Apesar de deixar famintos os saudosos, lançar a amnésia sobre os mais novos e deixar os novíssimos na ignorância, a falta de exposição é reversível. Não está tudo perdido, e é com isso que Elliott brinca no teledisco para o tema “Throw It Back”, em que jovens saltam à corda com as suas tranças; antes, uma rapariga entra num museu dedicado a Elliott e diz desconhecer o rosto de “Get Ur Freak On”, para choque da guardiã da exposição. No fundo, o sketch simboliza o momento actual da ressurgência de Elliott: os antigos miúdos dos anos 90 a pontificar o velho testamento aos seus sucessores hoje.

Vem no seguimento de 2015, quando editou “WTF (Where They From)”, o primeiro numa série de singles avulsos, balançou o calor crítico com o sucesso de vendas, num ponto de caramelo que os temas seguintes não replicaram. Pouco interessou para a onda revivalista que tem salpicado Elliott, e que, agora, a parece ter banhado completamente.
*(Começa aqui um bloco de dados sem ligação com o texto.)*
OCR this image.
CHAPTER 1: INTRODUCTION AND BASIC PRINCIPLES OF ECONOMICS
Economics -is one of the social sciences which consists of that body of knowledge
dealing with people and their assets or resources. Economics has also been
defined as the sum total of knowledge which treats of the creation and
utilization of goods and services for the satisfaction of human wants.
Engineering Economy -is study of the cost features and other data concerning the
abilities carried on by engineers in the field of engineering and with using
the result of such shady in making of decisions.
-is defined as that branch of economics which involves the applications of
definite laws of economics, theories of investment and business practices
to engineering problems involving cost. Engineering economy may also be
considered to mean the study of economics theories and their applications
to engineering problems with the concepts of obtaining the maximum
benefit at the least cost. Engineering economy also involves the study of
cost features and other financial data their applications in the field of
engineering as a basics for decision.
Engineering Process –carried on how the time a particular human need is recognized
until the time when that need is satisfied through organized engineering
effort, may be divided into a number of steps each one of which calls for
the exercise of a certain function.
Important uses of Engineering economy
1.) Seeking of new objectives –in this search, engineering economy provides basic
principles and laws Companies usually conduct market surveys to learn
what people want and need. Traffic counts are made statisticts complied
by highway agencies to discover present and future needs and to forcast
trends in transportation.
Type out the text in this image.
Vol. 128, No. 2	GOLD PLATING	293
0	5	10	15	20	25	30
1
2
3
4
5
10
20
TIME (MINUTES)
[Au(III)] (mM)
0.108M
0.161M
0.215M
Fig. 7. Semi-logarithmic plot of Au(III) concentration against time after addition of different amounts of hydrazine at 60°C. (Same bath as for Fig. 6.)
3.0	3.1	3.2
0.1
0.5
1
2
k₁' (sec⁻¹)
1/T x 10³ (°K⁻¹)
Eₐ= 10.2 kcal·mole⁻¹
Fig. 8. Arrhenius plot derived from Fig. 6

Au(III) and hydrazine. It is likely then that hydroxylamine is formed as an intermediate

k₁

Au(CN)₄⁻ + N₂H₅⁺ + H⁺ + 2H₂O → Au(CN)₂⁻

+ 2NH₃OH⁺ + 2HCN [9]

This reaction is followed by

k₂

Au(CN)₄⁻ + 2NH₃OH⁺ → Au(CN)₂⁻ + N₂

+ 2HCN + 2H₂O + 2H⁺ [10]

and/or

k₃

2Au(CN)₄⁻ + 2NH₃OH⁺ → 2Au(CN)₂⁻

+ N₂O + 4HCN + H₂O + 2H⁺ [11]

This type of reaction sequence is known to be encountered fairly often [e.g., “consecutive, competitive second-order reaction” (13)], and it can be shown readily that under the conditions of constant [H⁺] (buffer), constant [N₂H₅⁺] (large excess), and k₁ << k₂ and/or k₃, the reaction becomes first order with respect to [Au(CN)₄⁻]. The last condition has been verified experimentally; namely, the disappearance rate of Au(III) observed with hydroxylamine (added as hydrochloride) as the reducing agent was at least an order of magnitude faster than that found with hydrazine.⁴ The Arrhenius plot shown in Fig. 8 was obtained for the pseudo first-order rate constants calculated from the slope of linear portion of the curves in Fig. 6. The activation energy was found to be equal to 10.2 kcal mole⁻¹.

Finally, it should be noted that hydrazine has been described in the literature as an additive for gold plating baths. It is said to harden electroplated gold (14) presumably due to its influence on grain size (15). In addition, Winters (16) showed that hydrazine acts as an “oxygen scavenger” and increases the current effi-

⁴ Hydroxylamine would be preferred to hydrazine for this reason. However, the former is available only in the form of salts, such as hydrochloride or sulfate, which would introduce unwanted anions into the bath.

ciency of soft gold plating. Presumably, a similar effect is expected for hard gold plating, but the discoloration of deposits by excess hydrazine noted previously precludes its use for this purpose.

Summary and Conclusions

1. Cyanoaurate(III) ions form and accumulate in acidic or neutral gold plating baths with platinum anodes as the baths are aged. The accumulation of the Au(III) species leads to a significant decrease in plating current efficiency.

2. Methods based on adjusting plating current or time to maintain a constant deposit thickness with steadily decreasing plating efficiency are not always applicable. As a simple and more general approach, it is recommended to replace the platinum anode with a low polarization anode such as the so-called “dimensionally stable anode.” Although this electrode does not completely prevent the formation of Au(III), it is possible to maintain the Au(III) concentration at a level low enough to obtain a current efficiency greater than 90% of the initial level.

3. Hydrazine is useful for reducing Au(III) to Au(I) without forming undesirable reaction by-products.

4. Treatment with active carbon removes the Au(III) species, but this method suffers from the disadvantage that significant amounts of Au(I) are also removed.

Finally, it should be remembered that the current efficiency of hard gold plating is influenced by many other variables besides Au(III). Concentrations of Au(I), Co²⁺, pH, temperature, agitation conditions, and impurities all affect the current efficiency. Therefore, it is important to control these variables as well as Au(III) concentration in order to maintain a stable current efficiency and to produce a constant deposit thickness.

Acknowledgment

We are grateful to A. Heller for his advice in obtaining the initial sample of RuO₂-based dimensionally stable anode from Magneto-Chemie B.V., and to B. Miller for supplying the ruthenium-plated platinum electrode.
A pedido de inúmeras famílias, a MTV finalmente concedeu à MC o título Vanguard Award — não antes de o atirar, como se por descargos de consciência, a P!nk e Jennifer Lopez — por uma videografia que firmou os valores da plasticidade e transgressão, numa altura em que apostar na sexualidade, no tuning ou na suposta autenticidade do ghetto teria trazido mais dividendos (gastando menos).



Tudo a postos, então, para amortizar a dívida temporal e alavancar a boa-vontade geral (no mínimo, o lançamento de um novo EP atesta a favor da nova pontualidade de Missy e respectivos estrategos). Deixando a falsa modéstia, que já lá vão alguns anos desde uma celebração tão massiva e unânime de Elliott, percebe-se a escolha do título. ICONOLOGY convoca as dimensões do ícone como lenda, no sentido mais gratuito da palavra, embora os manuais de arte nos digam que se trata de interpretar obras, de ler narrativas no novelo das formas e figuras — neste caso, rimas e batidas.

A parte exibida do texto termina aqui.